À quelques jours de son départ de Port-au-Prince, le chargé d'affaires des États-Unis en Haïti, Henry Wooster, a rompu le silence sur le dossier le plus scruté du moment : le retour de l'ancien président Michel Joseph Martelly. Lors d'une conférence de presse tenue le jeudi 23 juillet 2026 au local de l'ambassade américaine à Tabarre, le diplomate a été directement interrogé sur la présence de l'ex-chef de l'État sur le sol haïtien et sur la reprise de ses activités politiques.
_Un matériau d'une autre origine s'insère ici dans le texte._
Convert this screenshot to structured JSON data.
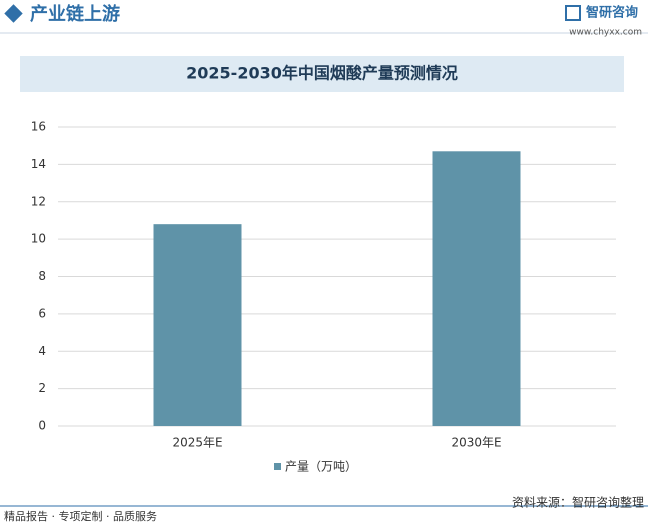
{
  "header": {
    "title": "产业链上游",
    "logo": "智研咨询",
    "url": "www.chyxx.com"
  },
  "chart_data": {
    "type": "bar",
    "title": "2025-2030年中国烟酸产量预测情况",
    "categories": [
      "2025年E",
      "2030年E"
    ],
    "series": [
      {
        "name": "产量（万吨）",
        "color": "#5f93a8",
        "values": [
          10.8,
          14.7
        ]
      }
    ],
    "ylim": [
      0,
      16
    ],
    "yticks": [
      0,
      2,
      4,
      6,
      8,
      10,
      12,
      14,
      16
    ],
    "grid": true
  },
  "footer": {
    "left": "精品报告 · 专项定制 · 品质服务",
    "source": "资料来源：智研咨询整理"
  }
}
Visiblement préparé à la question, Henry Wooster a confirmé que Washington suit le dossier de près. « Nous sommes généralement informés du retour de l'ex-président. Nous sommes également informés qu'il est de retour pour faire une déposition par-devant les juges qui l'ont convoqué », a-t-il déclaré. Une formulation prudente, mais qui acte officiellement que le retour de Martelly n'est pas passé inaperçu aux yeux de la chancellerie américaine.
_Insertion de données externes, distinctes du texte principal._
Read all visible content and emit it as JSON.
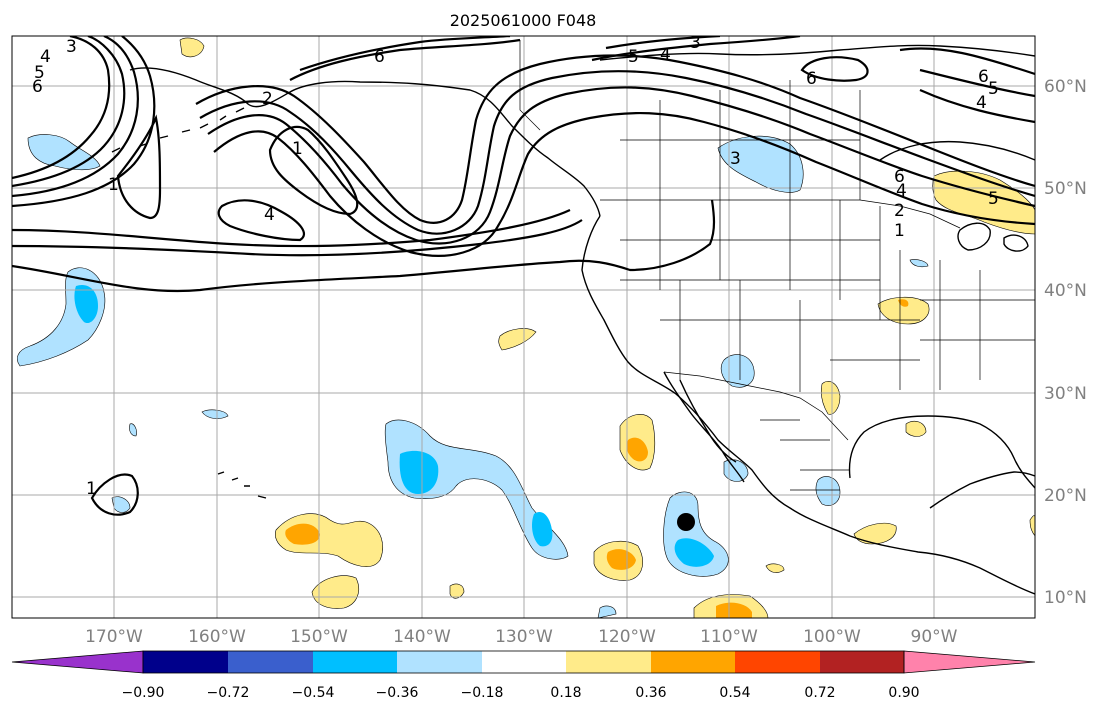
{
  "title": "2025061000 F048",
  "longitude_labels": [
    "170°W",
    "160°W",
    "150°W",
    "140°W",
    "130°W",
    "120°W",
    "110°W",
    "100°W",
    "90°W"
  ],
  "latitude_labels": [
    "60°N",
    "50°N",
    "40°N",
    "30°N",
    "20°N",
    "10°N"
  ],
  "colorbar": {
    "tick_labels": [
      "−0.90",
      "−0.72",
      "−0.54",
      "−0.36",
      "−0.18",
      "0.18",
      "0.36",
      "0.54",
      "0.72",
      "0.90"
    ],
    "colors": [
      "#9932cc",
      "#00008b",
      "#3a5fcd",
      "#00bfff",
      "#b0e2ff",
      "#ffffff",
      "#ffeb8a",
      "#ffa500",
      "#ff4500",
      "#b22222",
      "#ff82ab"
    ]
  },
  "contour_labels": [
    "6",
    "5",
    "4",
    "3",
    "2",
    "1",
    "6",
    "1",
    "4",
    "5",
    "4",
    "3",
    "6",
    "3",
    "6",
    "5",
    "4",
    "6",
    "4",
    "2",
    "1",
    "5",
    "1"
  ],
  "marker": "storm-center"
}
Le deuxième volet de son intervention portait sur les sanctions américaines qui frappent toujours l'ancien président. Accusé par Washington et Ottawa de liens présumés avec des réseaux criminels, Michel Martelly reste sous le coup de mesures restrictives. Henry Wooster a tenu à en expliquer la portée : « Lorsque quelqu'un est sanctionné, plusieurs types de pénalités peuvent être imposées. Parfois, l'État peut agir sur les finances et le patrimoine. Certaines fois, il peut y avoir des sanctions sur certains aspects de la vie de la personne. »
Le diplomate a cependant pris soin de tracer une ligne claire entre sanction administrative et culpabilité pénale. Rappelant un principe cardinal du droit américain, il a souligné que « c'est seulement lorsqu'un tribunal établit la culpabilité d'une personne au-delà de tout doute raisonnable que celle-ci peut être privée de ses libertés fondamentales ». Une manière de rappeler que les sanctions ne valent pas condamnation judiciaire.
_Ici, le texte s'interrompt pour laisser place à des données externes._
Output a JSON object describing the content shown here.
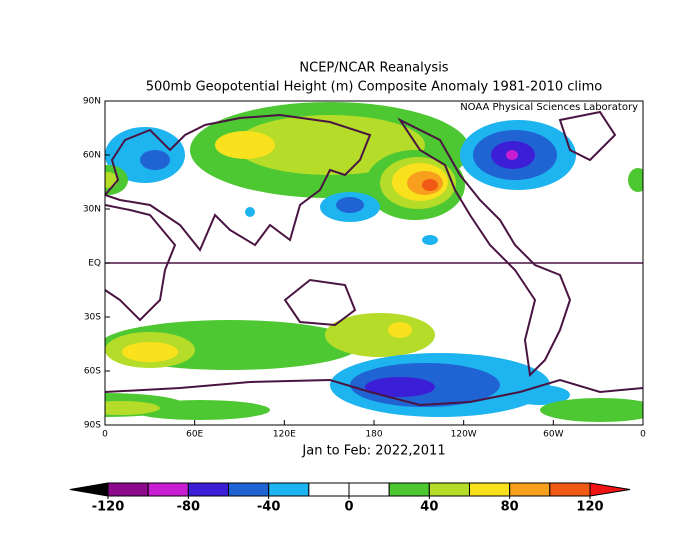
{
  "header": {
    "title": "NCEP/NCAR Reanalysis",
    "subtitle": "500mb Geopotential Height (m) Composite Anomaly 1981-2010 climo",
    "credit": "NOAA Physical Sciences Laboratory"
  },
  "map": {
    "x_labels": [
      "0",
      "60E",
      "120E",
      "180",
      "120W",
      "60W",
      "0"
    ],
    "y_labels": [
      "90N",
      "60N",
      "30N",
      "EQ",
      "30S",
      "60S",
      "90S"
    ],
    "caption": "Jan to Feb: 2022,2011"
  },
  "colorbar": {
    "ticks": [
      -120,
      -80,
      -40,
      0,
      40,
      80,
      120
    ],
    "colors": [
      "#000000",
      "#8c0a8c",
      "#c81ed2",
      "#3c1ed7",
      "#1f64d2",
      "#1eb4f0",
      "#ffffff",
      "#ffffff",
      "#4ec832",
      "#b4dc28",
      "#fae11e",
      "#f8a01e",
      "#f05a14",
      "#f01414"
    ]
  }
}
Soucieux de ne pas s'immiscer dans les affaires internes haïtiennes, Henry Wooster a insisté sur les limites de son rôle. « Je ne suis ni avocat ni juge, et je n'exerce aucun contrôle sur les mesures que les autorités haïtiennes pourraient prendre à l'encontre de Michel Martelly, pas plus que sur les décisions du système judiciaire haïtien le concernant », a-t-il martelé. Un message qui vise à la fois à dépolitiser le dossier et à renvoyer la balle à la justice haïtienne.
Cette mise au point diplomatique intervient à un moment charnière. Convoqué en qualité de témoin dans le cadre de l'enquête sur l'assassinat du président Jovenel Moïse, Michel Martelly s'est présenté ce lundi 20 juillet devant le juge instructeur de la cour d'appel, Jean Denis Cyprien. Une audition de près de quatre heures, dans le cadre du supplément d'information ordonné après l'infirmation de l'ordonnance du juge Walter Wesser Voltaire.
À sa sortie du palais de justice, l'ancien locataire du Palais national n'a fait aucune déclaration. Flanqué de son avocat Me Mario Delcy, qui assure que son client « a répondu à toutes les questions du magistrat », et de son ancien chancelier Pierre Richard Casimir, Michel Martelly a cultivé le silence. Un silence qui contraste avec le bruit diplomatique que son retour provoque, à Port-au-Prince comme à Washington.